An op-ed piece I wrote about Cannabis and religion has been published by the popular news website Opposing Views.
Click here to read the article on Opposing Views.
I read Jacob Sullum’s article ‘Can Smoking Marijuana be Considered a Religion?!‘ with some interest, as I myself currently have a case against the Canadian Government in response to their refusal to grant me an exemption for my own spiritual use of cannabis. As well, the historical role of the religious use of cannabis has been a subject I have personally researched for 20 years, having written 3 books on the subject, Green Gold the Tree of Life: Marijuana in Magic and Religion (1995); Sex, Drugs, Violence and the Bible (2001); and the forthcoming Cannabis and the Soma Solution (2010); as well as dozens of published articles on this same subject, and some of this material has been reviewed in a report prepared by the Canadian Justice Department. Thus it is clearly a subject I have put some thought into, and which I have considerable knowledge about.

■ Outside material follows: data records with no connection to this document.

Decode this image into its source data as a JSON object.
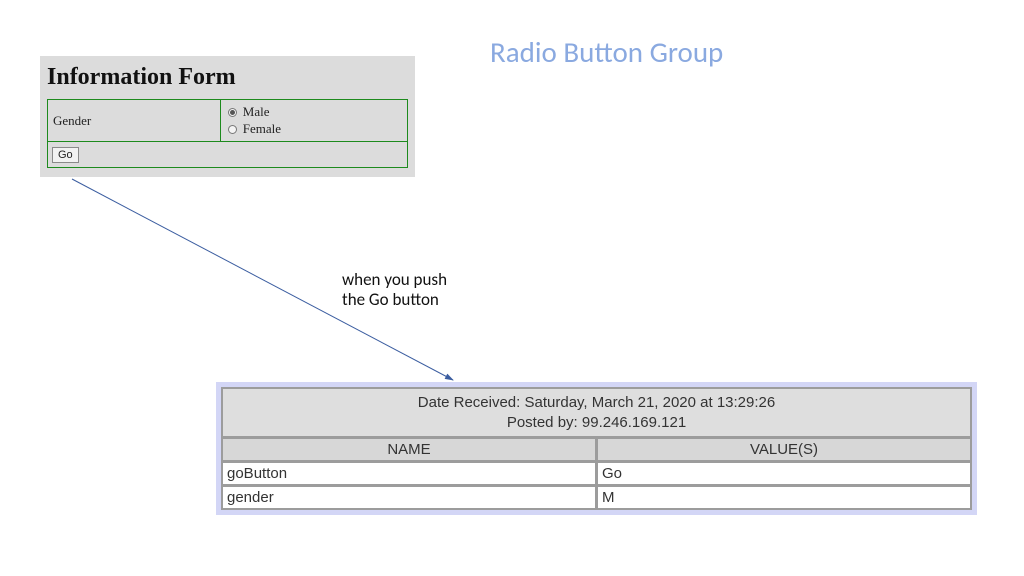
{
  "slide": {
    "title": "Radio Button Group",
    "annotation_line1": "when you push",
    "annotation_line2": "the Go button"
  },
  "form": {
    "heading": "Information Form",
    "field_label": "Gender",
    "options": {
      "male": "Male",
      "female": "Female"
    },
    "selected": "male",
    "go_label": "Go"
  },
  "result": {
    "date_label": "Date Received:",
    "date_value": "Saturday, March 21, 2020 at 13:29:26",
    "posted_label": "Posted by:",
    "posted_value": "99.246.169.121",
    "header_name": "NAME",
    "header_value": "VALUE(S)",
    "rows": [
      {
        "name": "goButton",
        "value": "Go"
      },
      {
        "name": "gender",
        "value": "M"
      }
    ]
  }
}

In regards to the sacramental use of cannabis and religious freedom, I would first point out the right to cannabis, indeed all plants, cacti and fungi, is a natural right that supersedes even the religious use issue, more akin to our right to air, earth and water – this is about life on earth and indigenous natural relationships. I can say to you with confidence, there is no religious doctrine not transcribed by the hand of man, but no matter what god or goddess one believes in, they should also believe that god created the plants of the earth. Indeed, in the case of the popular belief of our own culture, the Biblical God quite clearly states: “Behold, I have Given you Every Herb Bearing Seed which is Upon the Face of all the Earth” (Genesis 1:29).

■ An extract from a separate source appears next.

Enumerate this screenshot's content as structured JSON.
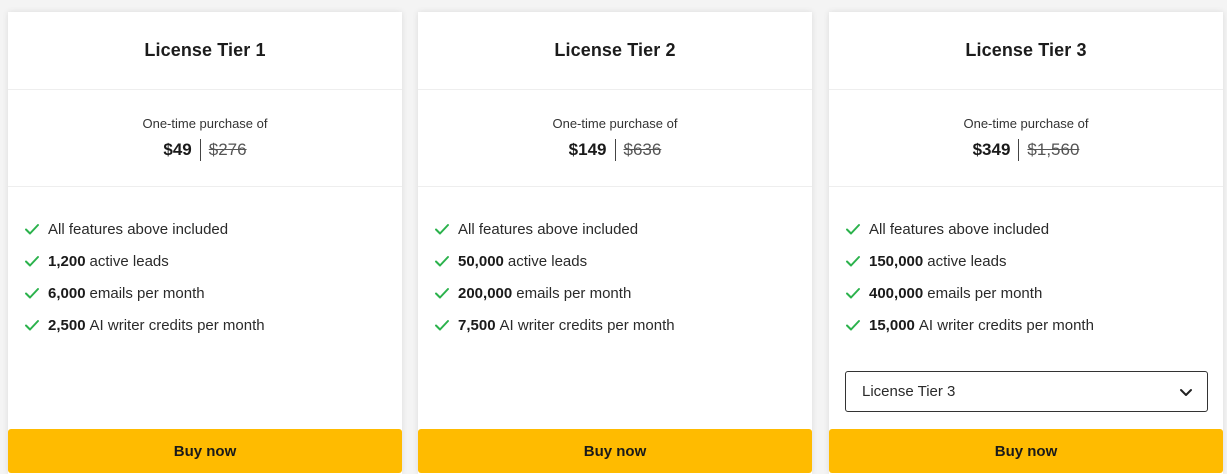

That said, historically cannabis has played a paramount role in the spiritual life of man, dating further back than any existing religion. The late archaeologist Andrew Sherratt of the Ashmolean Museum, University of Oxford, pointed to the use of cannabis incenses at a gravesite of a group known as the Proto-Indo-Europeans, the Kurgans, who occupied what is now Romania 5,000 years ago. The discovery of a smoking-cup which contained remnants of charred hemp seeds at the site documents that at 3,500 years before Christ humanity had already been using cannabis for religious purposes for millennia.

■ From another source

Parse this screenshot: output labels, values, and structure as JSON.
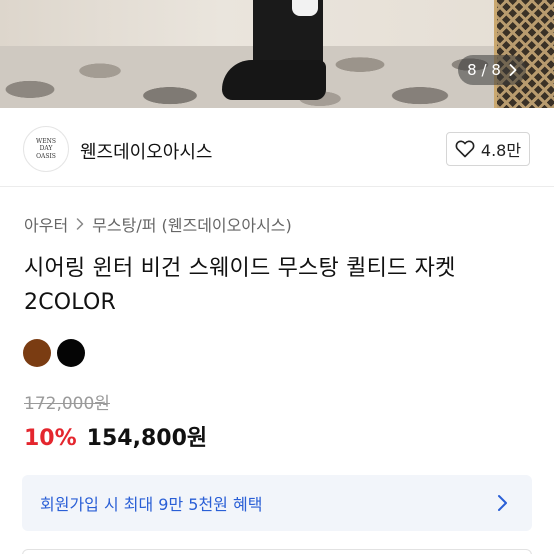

These same people were the first to domesticate the horse, and it was with them that we find the linguistic roots of the term ‘cannabis’, which comes from an ancient Proto- Indo-European root word, “kanap”; the “an” from this root left traces in many modern terms for cannabis, such as French “chanvre”, German “hanf”, Indian “bhang”, Persian “bhanga”, Dutch “Canvas”, Greek “Kannabis,” and so on. Through their high mobility, these ancient ancestors of numerous modern cultures spread not only the plant and name, but also the religious and magical connotations that had grown around it. Evidence of this has even left their traces in some of the world’s oldest existing religions.
Anthropologist Sula Benet initiated decades of theological debate by identifying the Hebrew terms keneh, and keneh bosem , (cane, fragrant cane) as cannabis, noting the similarities to the modern term cannabis, and also the name used by contemporary Assyrians for the plant, qunubu, as well as the similar way they used it. In Assyria, qunubu was not only a widely used medicine , but also a key ingredient used in incenses and other preparations for the “Sacred Rites” and a means to commune with God: ‘So that god of man and man should be in good rapport: – with hellebore, cannabis and lupine you will rub him'”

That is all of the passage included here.